Figure 4. Time-dependent effect of purified PVL vs. live bacteria on neutrophil cell death induction.

Human neutrophils were freshly isolated and 1×10⁶ 0.5 ml⁻¹ cells were stimulated with purified PVL (A) or with live bacteria of wild-type strains at an MOI of 100 (B). Cell death was determined every 15 min. For this, cells were washed, rapidly (for 5 min) stained with PI and cell death was instantly determined by flow cytometry.
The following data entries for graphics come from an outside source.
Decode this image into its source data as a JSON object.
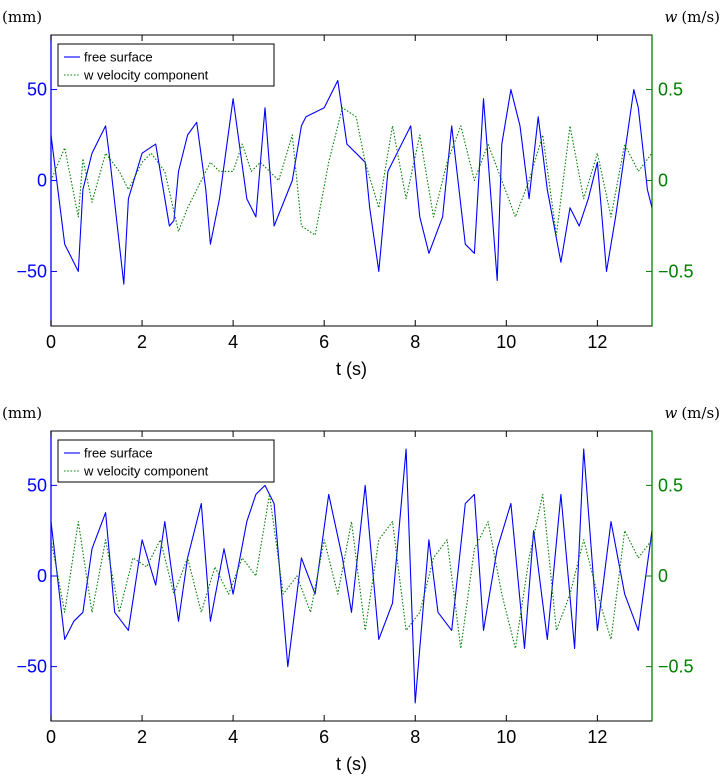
{
  "chart_data": [
    {
      "type": "line",
      "xlabel": "t (s)",
      "ylabel_left": "(mm)",
      "ylabel_right_symbol": "w",
      "ylabel_right_unit": "(m/s)",
      "xlim": [
        0,
        13.2
      ],
      "ylim_left": [
        -80,
        80
      ],
      "ylim_right": [
        -0.8,
        0.8
      ],
      "xticks": [
        0,
        2,
        4,
        6,
        8,
        10,
        12
      ],
      "yticks_left": [
        -50,
        0,
        50
      ],
      "yticks_right": [
        -0.5,
        0,
        0.5
      ],
      "ytick_labels_right": [
        "−0.5",
        "0",
        "0.5"
      ],
      "ytick_labels_left": [
        "−50",
        "0",
        "50"
      ],
      "legend_position": "top-left",
      "grid": false,
      "series": [
        {
          "name": "free surface",
          "axis": "left",
          "color": "#0000ff",
          "dash": "solid",
          "x": [
            0.0,
            0.3,
            0.6,
            0.7,
            0.9,
            1.2,
            1.3,
            1.6,
            1.7,
            2.0,
            2.3,
            2.6,
            2.7,
            2.8,
            3.0,
            3.2,
            3.4,
            3.5,
            3.7,
            4.0,
            4.3,
            4.5,
            4.7,
            4.9,
            5.3,
            5.5,
            5.6,
            6.0,
            6.3,
            6.5,
            6.7,
            6.9,
            7.0,
            7.2,
            7.4,
            7.6,
            7.9,
            8.1,
            8.3,
            8.6,
            8.8,
            9.1,
            9.3,
            9.5,
            9.8,
            9.9,
            10.1,
            10.3,
            10.5,
            10.7,
            10.9,
            11.2,
            11.4,
            11.6,
            11.8,
            12.0,
            12.2,
            12.4,
            12.8,
            12.9,
            13.1,
            13.2
          ],
          "y": [
            25,
            -35,
            -50,
            -5,
            15,
            30,
            10,
            -57,
            -10,
            15,
            20,
            -25,
            -22,
            5,
            25,
            32,
            -5,
            -35,
            -10,
            45,
            -10,
            -20,
            40,
            -25,
            0,
            30,
            35,
            40,
            55,
            20,
            15,
            10,
            -15,
            -50,
            5,
            15,
            30,
            -20,
            -40,
            -20,
            30,
            -35,
            -40,
            45,
            -55,
            20,
            50,
            30,
            -10,
            35,
            -5,
            -45,
            -15,
            -25,
            -10,
            10,
            -50,
            -20,
            50,
            40,
            -5,
            -15
          ]
        },
        {
          "name": "w velocity component",
          "axis": "right",
          "color": "#008000",
          "dash": "dotted",
          "x": [
            0.0,
            0.3,
            0.6,
            0.7,
            0.9,
            1.2,
            1.5,
            1.7,
            2.0,
            2.2,
            2.5,
            2.8,
            3.0,
            3.3,
            3.5,
            3.7,
            4.0,
            4.2,
            4.4,
            4.6,
            5.0,
            5.3,
            5.5,
            5.8,
            6.1,
            6.4,
            6.7,
            6.9,
            7.2,
            7.5,
            7.8,
            8.1,
            8.4,
            8.7,
            9.0,
            9.3,
            9.6,
            9.9,
            10.2,
            10.5,
            10.8,
            11.1,
            11.4,
            11.7,
            12.0,
            12.3,
            12.6,
            12.9,
            13.2
          ],
          "y": [
            0.0,
            0.18,
            -0.2,
            0.12,
            -0.12,
            0.15,
            0.05,
            -0.05,
            0.1,
            0.15,
            0.05,
            -0.28,
            -0.15,
            0.0,
            0.1,
            0.05,
            0.05,
            0.2,
            0.05,
            0.1,
            0.0,
            0.25,
            -0.25,
            -0.3,
            0.1,
            0.4,
            0.35,
            0.1,
            -0.15,
            0.3,
            -0.1,
            0.25,
            -0.2,
            0.1,
            0.3,
            0.0,
            0.2,
            0.0,
            -0.2,
            0.0,
            0.25,
            -0.3,
            0.3,
            -0.1,
            0.15,
            -0.2,
            0.2,
            0.05,
            0.15
          ]
        }
      ]
    },
    {
      "type": "line",
      "xlabel": "t (s)",
      "ylabel_left": "(mm)",
      "ylabel_right_symbol": "w",
      "ylabel_right_unit": "(m/s)",
      "xlim": [
        0,
        13.2
      ],
      "ylim_left": [
        -80,
        80
      ],
      "ylim_right": [
        -0.8,
        0.8
      ],
      "xticks": [
        0,
        2,
        4,
        6,
        8,
        10,
        12
      ],
      "yticks_left": [
        -50,
        0,
        50
      ],
      "yticks_right": [
        -0.5,
        0,
        0.5
      ],
      "ytick_labels_right": [
        "−0.5",
        "0",
        "0.5"
      ],
      "ytick_labels_left": [
        "−50",
        "0",
        "50"
      ],
      "legend_position": "top-left",
      "grid": false,
      "series": [
        {
          "name": "free surface",
          "axis": "left",
          "color": "#0000ff",
          "dash": "solid",
          "x": [
            0.0,
            0.3,
            0.5,
            0.7,
            0.9,
            1.2,
            1.4,
            1.7,
            2.0,
            2.3,
            2.5,
            2.8,
            3.0,
            3.3,
            3.5,
            3.8,
            4.0,
            4.3,
            4.5,
            4.7,
            4.9,
            5.2,
            5.5,
            5.8,
            6.1,
            6.4,
            6.6,
            6.9,
            7.2,
            7.5,
            7.8,
            8.0,
            8.3,
            8.5,
            8.8,
            9.1,
            9.3,
            9.5,
            9.8,
            10.1,
            10.4,
            10.6,
            10.9,
            11.2,
            11.5,
            11.7,
            12.0,
            12.3,
            12.6,
            12.9,
            13.2
          ],
          "y": [
            30,
            -35,
            -25,
            -20,
            15,
            35,
            -20,
            -30,
            20,
            -5,
            30,
            -25,
            10,
            40,
            -25,
            15,
            -10,
            30,
            45,
            50,
            40,
            -50,
            10,
            -10,
            45,
            10,
            -20,
            50,
            -35,
            -15,
            70,
            -70,
            20,
            -20,
            -30,
            40,
            45,
            -30,
            15,
            40,
            -40,
            25,
            -35,
            45,
            -40,
            70,
            -30,
            30,
            -10,
            -30,
            25
          ]
        },
        {
          "name": "w velocity component",
          "axis": "right",
          "color": "#008000",
          "dash": "dotted",
          "x": [
            0.0,
            0.3,
            0.6,
            0.9,
            1.2,
            1.5,
            1.8,
            2.1,
            2.4,
            2.7,
            3.0,
            3.3,
            3.6,
            3.9,
            4.2,
            4.5,
            4.8,
            5.1,
            5.4,
            5.7,
            6.0,
            6.3,
            6.6,
            6.9,
            7.2,
            7.5,
            7.8,
            8.1,
            8.4,
            8.7,
            9.0,
            9.3,
            9.6,
            9.9,
            10.2,
            10.5,
            10.8,
            11.1,
            11.4,
            11.7,
            12.0,
            12.3,
            12.6,
            12.9,
            13.2
          ],
          "y": [
            0.2,
            -0.2,
            0.3,
            -0.2,
            0.2,
            -0.2,
            0.1,
            0.05,
            0.2,
            -0.1,
            0.1,
            -0.2,
            0.05,
            -0.1,
            0.1,
            0.0,
            0.45,
            -0.1,
            0.0,
            -0.2,
            0.2,
            -0.1,
            0.3,
            -0.3,
            0.2,
            0.3,
            -0.3,
            -0.2,
            0.1,
            0.2,
            -0.4,
            0.15,
            0.3,
            -0.1,
            -0.4,
            0.1,
            0.45,
            -0.3,
            -0.1,
            0.2,
            -0.1,
            -0.35,
            0.25,
            0.1,
            0.2
          ]
        }
      ]
    }
  ]
}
The values represent the mean ± SEM of at least three independent experiments.

Figure 5. The cytotoxic effect of bacterial culture supernatants is dependent on PVL expression.

Human neutrophils were freshly isolated and 1×10⁶ 0.5 ml⁻¹ cells were incubated with bacterial supernatants, which were prepared from overnight cultures of different strains and used for stimulating cells (10%). In these experiments we used bacterial supernatants of the heterologous expression strain TM300+PVL and of the wild-type strain USA300 and its knock-out mutant USA300ΔPVL (A); furthermore we used bacterial supernatants of pvl-positive and pvl-negative clinical isolates from invasive diseases (B). The presence of the pvl-gene in the indicated strains and the amount of PVL production in the bacterial supernatants is given semi-quantitatively as listed in table 1 and demonstrated in Figure S1C. After 30 min of incubation of the cells with bacterial supernatants, cells were washed, rapidly (for 5 min) stained with PI and cell death was instantly determined by flow cytometry. The values represent the mean ± SEM of at least three independent experiments. *** P≤0.001 (independent t-test comparing the rate of intact cells after stimulation with supernatants of USA300 and USA300ΔPVL).